Akhirnya RUU TPKS yang semula RUU Penghapusan Kekerasan Seksual berhasil disahkan di DPR pada tanggal 12 April 2022, dan resmi diundangkan sebagai UU No. 12 Tahun 2022 tentang Tindak Pidana Kekerasan Seksual (UU TPKS) pada tanggal 9 Mei 2022. UU TPKS mengatur penanggulangan kekerasan seksual secara komprehensif dan berbagai terobosan hukum yang penting.
" Tidak saja terkait aspek materil dan formil, tetapi juga mengatur secara detil hak-hak korban dalam pelindungan, penanganan dan pemulihan layanan terpadu yang diselenggarakan pemerintah maupun layanan berbasis masyarakat, meliputi aspek pencegahan kekerasan seksual hingga partisipasi masyarakat dalam pencegahan dan penanganan kekerasan seksual,"ujar Direktur Yayasan Rumah Mama Sulsel, Lusia Palulungan, dalam rilis resminya, siang ini.
Terobosan hukum dalam UU TPKS ini penting untuk segera disosialisasikan kepada masyarakat luas sehingga masyarakat dapat berpartisipasi melakukan upaya pencegahan, pendampingan, pemulihan dan pemantauan atas tindak pidana kekerasan seksual yang terjadi di wilayahnya.
Sosialiasi juga harus segera dilakukan kepada pemangku kepentingan terkait yang akan melaksanakan mandat dari UU TPKS, seperti kepada kepolisian, Lembaga penyedia layanan pemerintah (UPTD PPA) maupun layanan berbasis masyarakat, seperti WCC, LBH, dan Lembaga pendamping lainnya, satgas PPKS di kampus dan praktisi dunia Pendidikan termasuk pesantren- pesantren.

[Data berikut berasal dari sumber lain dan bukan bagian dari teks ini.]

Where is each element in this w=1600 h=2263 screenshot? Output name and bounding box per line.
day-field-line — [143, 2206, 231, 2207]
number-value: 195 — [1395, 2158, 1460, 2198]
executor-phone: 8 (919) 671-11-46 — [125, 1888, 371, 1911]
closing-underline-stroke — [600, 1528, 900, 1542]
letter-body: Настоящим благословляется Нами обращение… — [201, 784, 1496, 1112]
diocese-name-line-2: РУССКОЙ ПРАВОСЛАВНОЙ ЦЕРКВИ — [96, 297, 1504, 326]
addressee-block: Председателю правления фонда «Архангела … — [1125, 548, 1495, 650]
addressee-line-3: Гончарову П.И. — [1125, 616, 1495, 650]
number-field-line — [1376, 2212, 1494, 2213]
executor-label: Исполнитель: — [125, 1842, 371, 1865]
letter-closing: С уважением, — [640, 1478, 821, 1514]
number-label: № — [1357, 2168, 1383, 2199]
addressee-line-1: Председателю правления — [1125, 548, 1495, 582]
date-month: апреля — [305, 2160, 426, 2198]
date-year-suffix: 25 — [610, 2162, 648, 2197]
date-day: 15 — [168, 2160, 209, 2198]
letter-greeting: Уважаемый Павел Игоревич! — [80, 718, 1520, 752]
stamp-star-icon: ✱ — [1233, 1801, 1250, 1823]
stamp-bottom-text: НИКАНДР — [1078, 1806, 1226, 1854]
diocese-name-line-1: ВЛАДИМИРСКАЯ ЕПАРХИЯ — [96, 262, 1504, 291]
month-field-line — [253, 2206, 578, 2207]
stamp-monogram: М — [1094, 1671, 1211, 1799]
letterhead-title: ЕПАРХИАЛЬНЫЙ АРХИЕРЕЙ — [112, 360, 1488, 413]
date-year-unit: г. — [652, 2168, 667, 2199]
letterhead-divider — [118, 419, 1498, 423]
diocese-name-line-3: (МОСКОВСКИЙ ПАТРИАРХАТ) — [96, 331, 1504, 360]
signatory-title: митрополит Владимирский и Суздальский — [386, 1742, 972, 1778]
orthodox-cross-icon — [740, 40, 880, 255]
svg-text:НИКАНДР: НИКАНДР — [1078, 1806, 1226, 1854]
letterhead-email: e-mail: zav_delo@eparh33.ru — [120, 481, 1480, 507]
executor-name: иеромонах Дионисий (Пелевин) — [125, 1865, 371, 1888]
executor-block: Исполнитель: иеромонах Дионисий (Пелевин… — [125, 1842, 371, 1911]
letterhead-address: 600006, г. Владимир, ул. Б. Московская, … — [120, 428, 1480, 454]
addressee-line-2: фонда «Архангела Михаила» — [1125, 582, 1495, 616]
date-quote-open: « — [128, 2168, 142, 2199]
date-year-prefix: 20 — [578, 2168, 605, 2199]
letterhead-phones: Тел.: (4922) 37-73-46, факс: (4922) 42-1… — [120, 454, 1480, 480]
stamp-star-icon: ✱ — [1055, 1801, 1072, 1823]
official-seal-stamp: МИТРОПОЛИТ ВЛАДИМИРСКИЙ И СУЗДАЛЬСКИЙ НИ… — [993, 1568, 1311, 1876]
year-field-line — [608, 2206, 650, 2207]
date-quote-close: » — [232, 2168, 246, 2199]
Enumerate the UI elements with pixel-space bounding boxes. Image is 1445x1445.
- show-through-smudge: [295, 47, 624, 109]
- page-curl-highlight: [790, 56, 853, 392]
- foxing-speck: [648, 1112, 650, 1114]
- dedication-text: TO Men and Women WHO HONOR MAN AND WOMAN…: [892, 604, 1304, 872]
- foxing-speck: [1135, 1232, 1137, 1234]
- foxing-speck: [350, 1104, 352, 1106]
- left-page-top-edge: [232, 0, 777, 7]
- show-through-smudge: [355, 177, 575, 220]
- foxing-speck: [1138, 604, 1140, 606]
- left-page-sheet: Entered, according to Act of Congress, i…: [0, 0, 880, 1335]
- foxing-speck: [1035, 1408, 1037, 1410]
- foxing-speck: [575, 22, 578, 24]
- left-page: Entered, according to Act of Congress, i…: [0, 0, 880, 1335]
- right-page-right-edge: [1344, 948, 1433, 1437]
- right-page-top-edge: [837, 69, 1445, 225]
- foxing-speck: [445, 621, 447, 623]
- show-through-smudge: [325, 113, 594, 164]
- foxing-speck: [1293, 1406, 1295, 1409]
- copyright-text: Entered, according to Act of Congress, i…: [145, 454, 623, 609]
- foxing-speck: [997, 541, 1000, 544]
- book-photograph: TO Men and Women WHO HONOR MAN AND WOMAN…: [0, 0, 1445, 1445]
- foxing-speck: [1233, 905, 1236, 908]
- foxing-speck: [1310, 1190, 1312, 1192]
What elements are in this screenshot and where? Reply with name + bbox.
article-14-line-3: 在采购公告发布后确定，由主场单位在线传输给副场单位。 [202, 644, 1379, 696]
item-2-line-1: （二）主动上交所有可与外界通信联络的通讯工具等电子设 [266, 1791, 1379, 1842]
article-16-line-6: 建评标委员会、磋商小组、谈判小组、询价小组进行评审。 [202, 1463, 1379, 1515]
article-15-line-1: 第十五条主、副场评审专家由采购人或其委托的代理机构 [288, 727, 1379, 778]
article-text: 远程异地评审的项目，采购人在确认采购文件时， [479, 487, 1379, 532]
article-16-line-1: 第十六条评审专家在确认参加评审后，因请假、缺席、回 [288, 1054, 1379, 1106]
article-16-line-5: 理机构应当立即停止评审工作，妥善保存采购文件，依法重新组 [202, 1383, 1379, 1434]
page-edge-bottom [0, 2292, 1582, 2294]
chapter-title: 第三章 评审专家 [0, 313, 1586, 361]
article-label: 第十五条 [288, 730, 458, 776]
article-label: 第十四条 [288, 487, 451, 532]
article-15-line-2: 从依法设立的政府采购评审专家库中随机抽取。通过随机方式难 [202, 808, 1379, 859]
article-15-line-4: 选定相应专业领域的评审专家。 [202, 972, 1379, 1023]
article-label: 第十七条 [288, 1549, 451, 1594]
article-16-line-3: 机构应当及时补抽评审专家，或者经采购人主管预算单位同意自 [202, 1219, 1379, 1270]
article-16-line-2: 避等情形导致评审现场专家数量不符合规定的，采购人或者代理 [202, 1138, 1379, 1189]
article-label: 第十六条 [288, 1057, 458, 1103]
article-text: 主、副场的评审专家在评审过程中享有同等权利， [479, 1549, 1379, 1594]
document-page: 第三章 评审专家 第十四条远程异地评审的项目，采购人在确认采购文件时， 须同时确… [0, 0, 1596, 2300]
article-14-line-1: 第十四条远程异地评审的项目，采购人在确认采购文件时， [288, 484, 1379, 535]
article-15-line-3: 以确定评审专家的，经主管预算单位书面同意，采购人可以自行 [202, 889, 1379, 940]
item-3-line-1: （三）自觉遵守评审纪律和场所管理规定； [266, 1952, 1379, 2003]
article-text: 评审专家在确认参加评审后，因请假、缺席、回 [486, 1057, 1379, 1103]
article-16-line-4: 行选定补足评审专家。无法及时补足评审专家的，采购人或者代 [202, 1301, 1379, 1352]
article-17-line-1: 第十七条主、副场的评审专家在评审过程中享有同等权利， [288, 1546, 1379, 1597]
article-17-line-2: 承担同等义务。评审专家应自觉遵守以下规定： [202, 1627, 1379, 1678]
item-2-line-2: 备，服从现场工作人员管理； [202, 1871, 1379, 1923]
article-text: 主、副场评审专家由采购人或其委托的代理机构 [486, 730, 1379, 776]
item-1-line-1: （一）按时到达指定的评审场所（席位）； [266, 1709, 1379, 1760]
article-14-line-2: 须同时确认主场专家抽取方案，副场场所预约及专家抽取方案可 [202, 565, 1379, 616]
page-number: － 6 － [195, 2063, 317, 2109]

Sedangkan secara khusus sosialisasi dalam bentuk webinar ini bertujuan untuk memberikan ruang partisipasi aktif bagi multipihak agar dapat menyampaikan apa tantangan yang dihadapi jika UU TPKS ini segera diimplementasikan dan sekaligus sebagai upaya meningkatkan kapasitas bagi semua komponen di masyarakat untuk memahami terobosan-terobosan perlindungan korban yang termuat pada UU TPKS dan sejauh mana dapat menyusun strategi-strateginya.
Selain itu, kegiatan ini sekaligus memperkuat jaringan yang ditingkat daerah sebagai bagian dari gerakan pembela hak korban kekerasan seksual. Webinar diawali dengan sambutan dari Hj. Djamila SH MH sebagai Kepala Dinas DP3AP2KB Sulawesi Barat, sekaligus membuka acara. Selanjunya, webinar akan dipandu oleh Rosniaty Azis dari YASMIB Sulawesi sebagai moderator.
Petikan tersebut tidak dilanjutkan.